The consultant polled more than 150 private-sector pension fund employers and trustees following the U.K. budget, in which Chancellor of the Exchequer George Osborne announced changes to the way DC participants could access their retirement savings.
Mercer said 65% of respondents think both DC and DB participants should be treated the same when it comes to retirement savings access.
One of the issues is around transferring DB assets to DC plans. The U.K. government is currently seeking comment on whether this transfer should be allowed to continue. According to Mercer, 78% of employers said DB participants should be allowed to transfer to gain the same flexibility as DC participants. The next most popular option was for transfers into DC to be allowed, but subject to the approval of trustees of the DB fund, with 10% of employers opting for this. However, 50% of trustees said they would prefer transfers to be permitted, followed by 23% who said transfers should be allowed subject to trustee approval. The practice was entirely opposed by 13% of trustees.

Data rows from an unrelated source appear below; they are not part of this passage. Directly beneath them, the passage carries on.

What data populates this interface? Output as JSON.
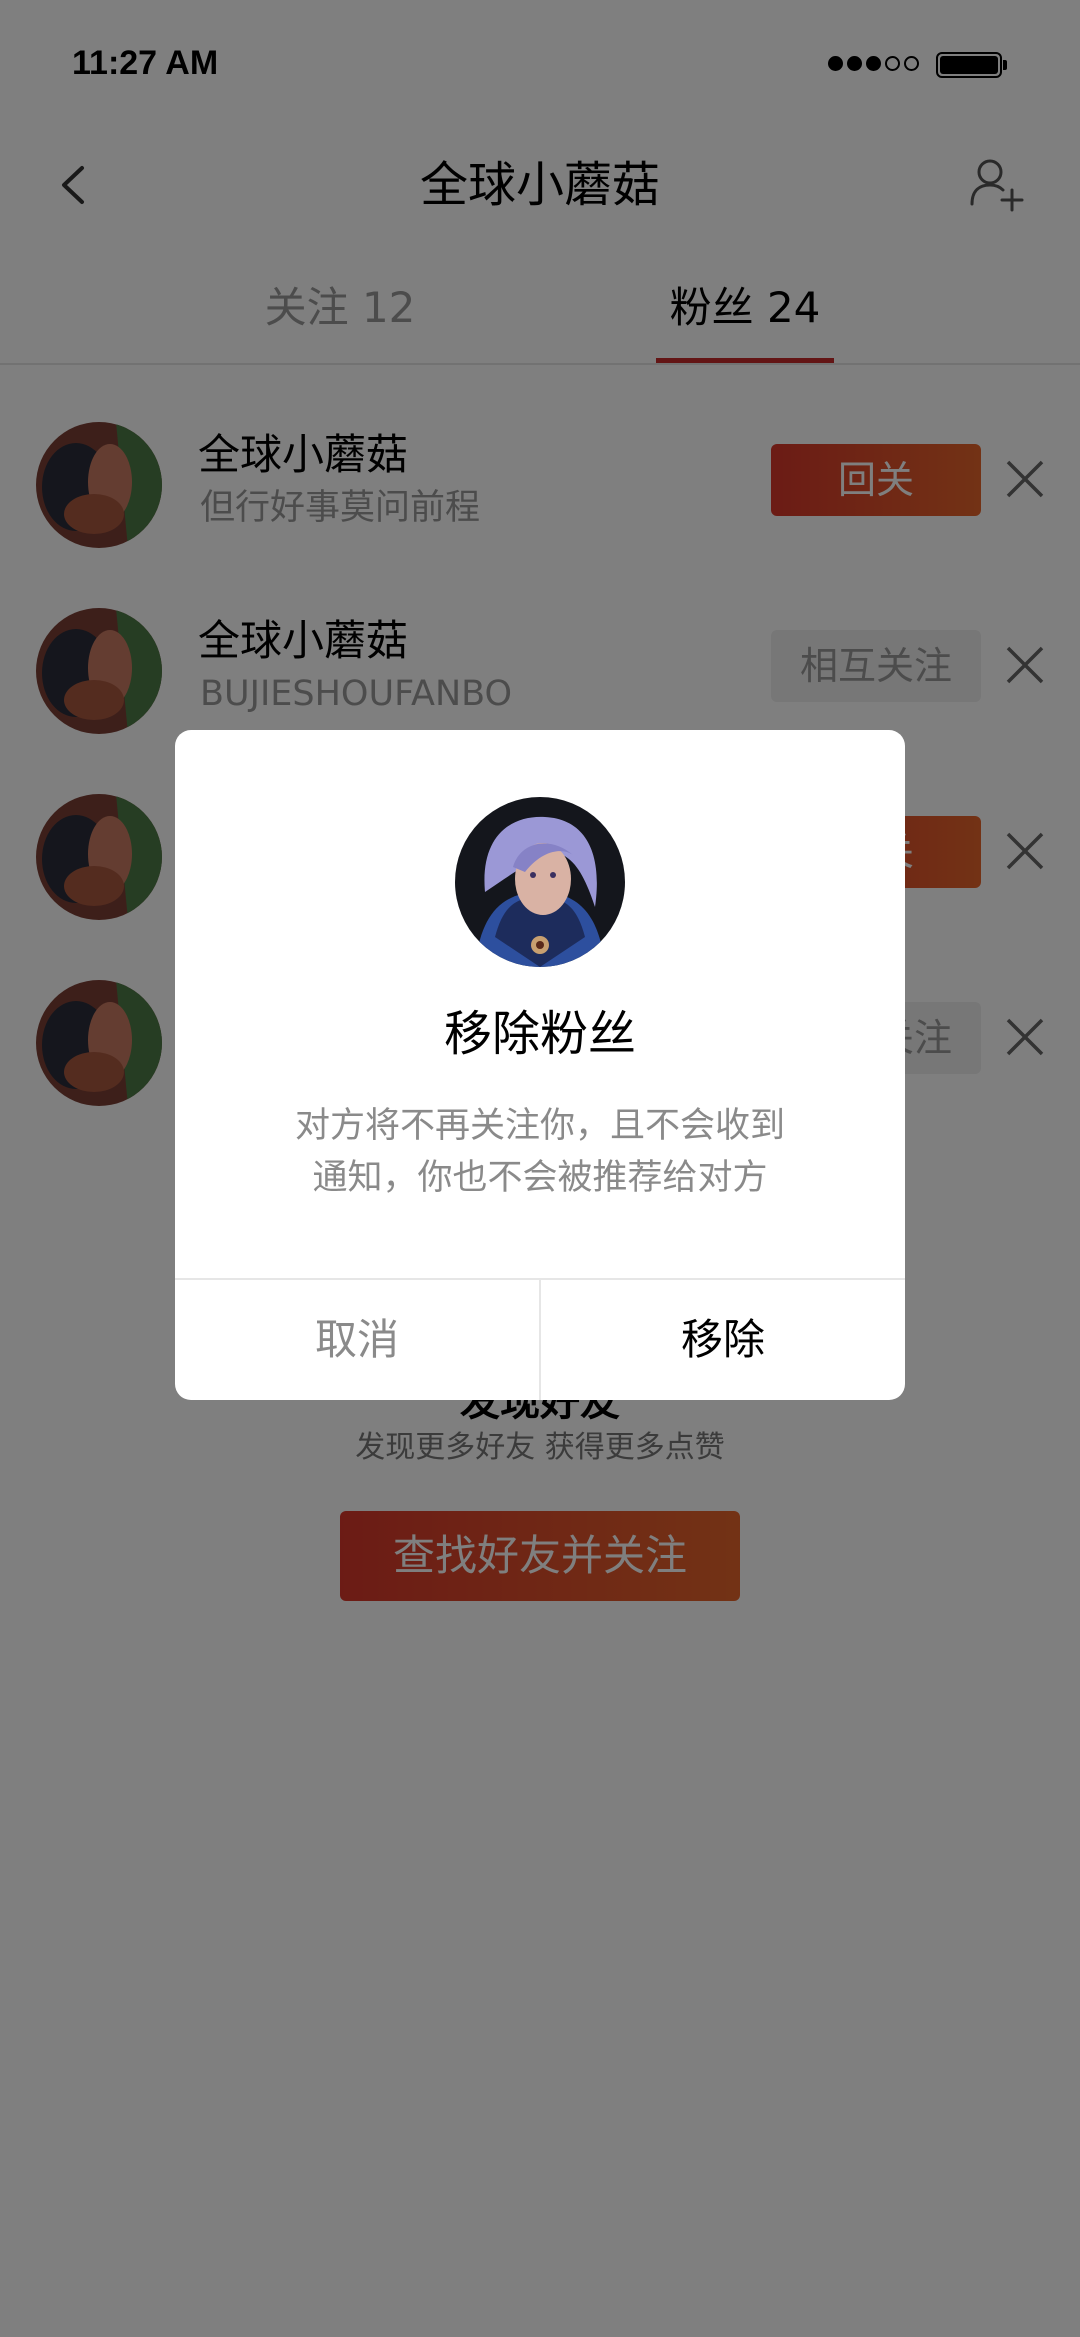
{
  "status_bar": {
    "time": "11:27 AM"
  },
  "nav": {
    "title": "全球小蘑菇"
  },
  "tabs": [
    {
      "label": "关注 12",
      "active": false
    },
    {
      "label": "粉丝 24",
      "active": true
    }
  ],
  "fans": [
    {
      "name": "全球小蘑菇",
      "subtitle": "但行好事莫问前程",
      "button": "回关",
      "button_style": "red"
    },
    {
      "name": "全球小蘑菇",
      "subtitle": "BUJIESHOUFANBO",
      "button": "相互关注",
      "button_style": "gray"
    },
    {
      "name": "",
      "subtitle": "",
      "button": "回关",
      "button_style": "red"
    },
    {
      "name": "",
      "subtitle": "",
      "button": "相互关注",
      "button_style": "gray"
    }
  ],
  "empty_state": {
    "title": "发现好友",
    "subtitle": "发现更多好友 获得更多点赞",
    "button": "查找好友并关注"
  },
  "dialog": {
    "title": "移除粉丝",
    "message_line1": "对方将不再关注你，且不会收到",
    "message_line2": "通知，你也不会被推荐给对方",
    "cancel": "取消",
    "confirm": "移除"
  },
  "colors": {
    "accent": "#d8372a",
    "accent_end": "#e6652b",
    "tab_indicator": "#c62a2a",
    "overlay": "rgba(0,0,0,0.5)"
  }
}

“Understandably, trustees might have concerns that allowing DB to DC transfers will have a negative impact on their schemes' funding levels,” said Matthew Demwell, partner at Mercer, in a news release. “However, we believe that transfers from DB to DC should continue to be permitted. They are a valuable tool to help trustees and sponsors manage DB risk by reducing liabilities and the financial uncertainty that goes with increasing life expectancy. Allowing transfers will also encourage positive attitudes to retirement provision among the public. It's also important to avoid creating an unnecessary and unfair discrepancy between the rights of DB and DC members.”